From an ethics and policy perspective, how should we measure the Protein & Cell experiment and the decision to publish it? A framework for social responsibility such as the model proposed by Sankar and Cho in their target article might help, but would likely need to include more stakeholders than just bench scientists. Decisions to publish do not occur in isolation. Researchers, reviewers, ethics advisors, and editorial boards all have an opportunity to dialogue during the review process, so the responsibilities to publish socially controversial research are shared. In her commentary, Bovenkirk argues for a “thick” accounting of social responsibility in the sciences and this seems to make sense here. With respect to the Protein & Cell publications, it appears that important elements of the Sankar and Cho framework are already in play. Categories of justification, reasoning to identify harms and benefits, reflexivity, and timing—specifically, designing an experiment ostensibly to uncover the risks the authors enumerate in the conclusions—are on full view in both the research paper and in the editor’s justification. Of course we must trust that other stakeholders were part of the “extraordinary care, consideration and deliberation” and that those deliberations would be fully available to outside observers. But there is a nuance about the Protein & Cell example that is worth a closer look. In their commentary, Mertes and Penning argue that because the Liang et al research showed the dangers of any clinical use of the technology, an outcry about whether the research should have been published is misplaced. After all, both the Science and Nature essays called for more research to determine the safety and efficacy of CRISPR/Cas9 for future clinical use. Wasn’t this precisely what the experts ordered?

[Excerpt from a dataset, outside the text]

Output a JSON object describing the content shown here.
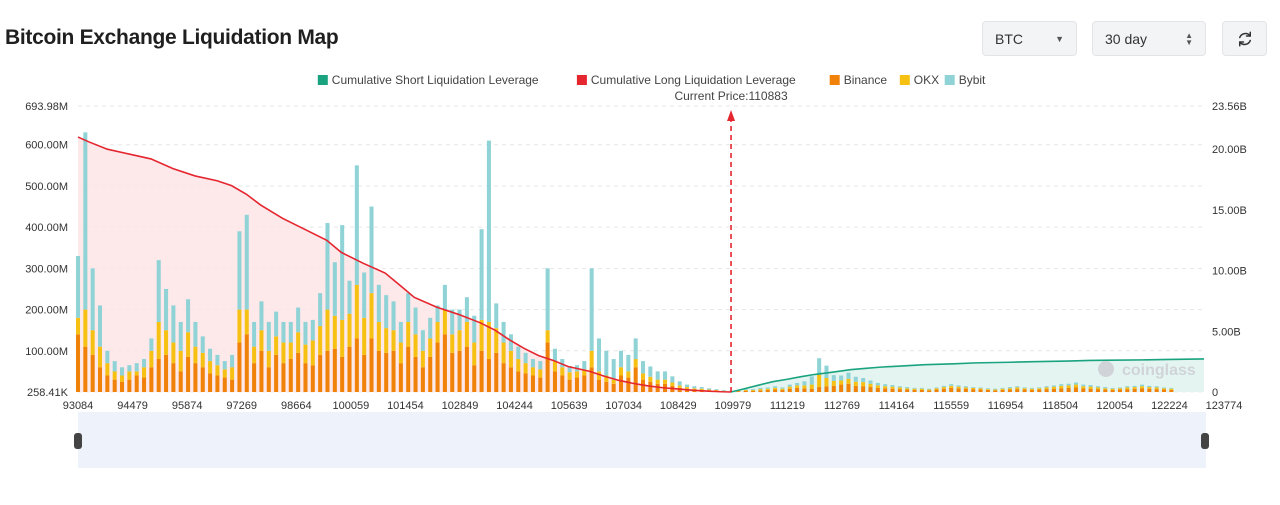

It would seem so. But an argument could be made—something hinted at but not directly addressed in Greeley and Charo’s lighthearted target article—that the Chinese experiment was frivolous. The results in the Protein & Cell study were anticipated in animal studies and indeed predicted by the Nature commentary. Some CRISPR/Cas9 researchers believe that the experiment provided little scientific insight. The raises the question of whether we should publish the technical feat of human germline editing or work that moves the field forward in significant ways. So what do we do now that the Protein & Cell study is out? Follow-on experiments become increasingly derivative and are worth exponentially less to science. At what point do such experiments become data-gathering exercises rather than answers to fundamental questions about human development and disease? Given the controversial nature of human germline research, what experiments investigating disease type, embryo stage, culture conditions and other incremental advances should go forward? For example, gene-editing technologies can either knock out (cleave a gene of interest) or knock in (insert a gene of interest). The Liang and colleagues experiment was technically a knock out study. The researchers edited the HBB gene and then asked whether genetic repair pathways recruited an endogenous gene, HBD, to replace the cleaved sequence. Suppose the next CRISPR/Cas9 experiment using human embryos attempts a knock in or gene replacement strategy. Does this represent a frivolous or an important use of the technology? There are some pathways to take with respect to this question. In a recent commentary in Nature Biotechnology, we offer examples of in vitro research that is ethically and scientifically justified, such as probing questions of early human development and infertility. Such research is covered under existing oversight mechanisms and regulation.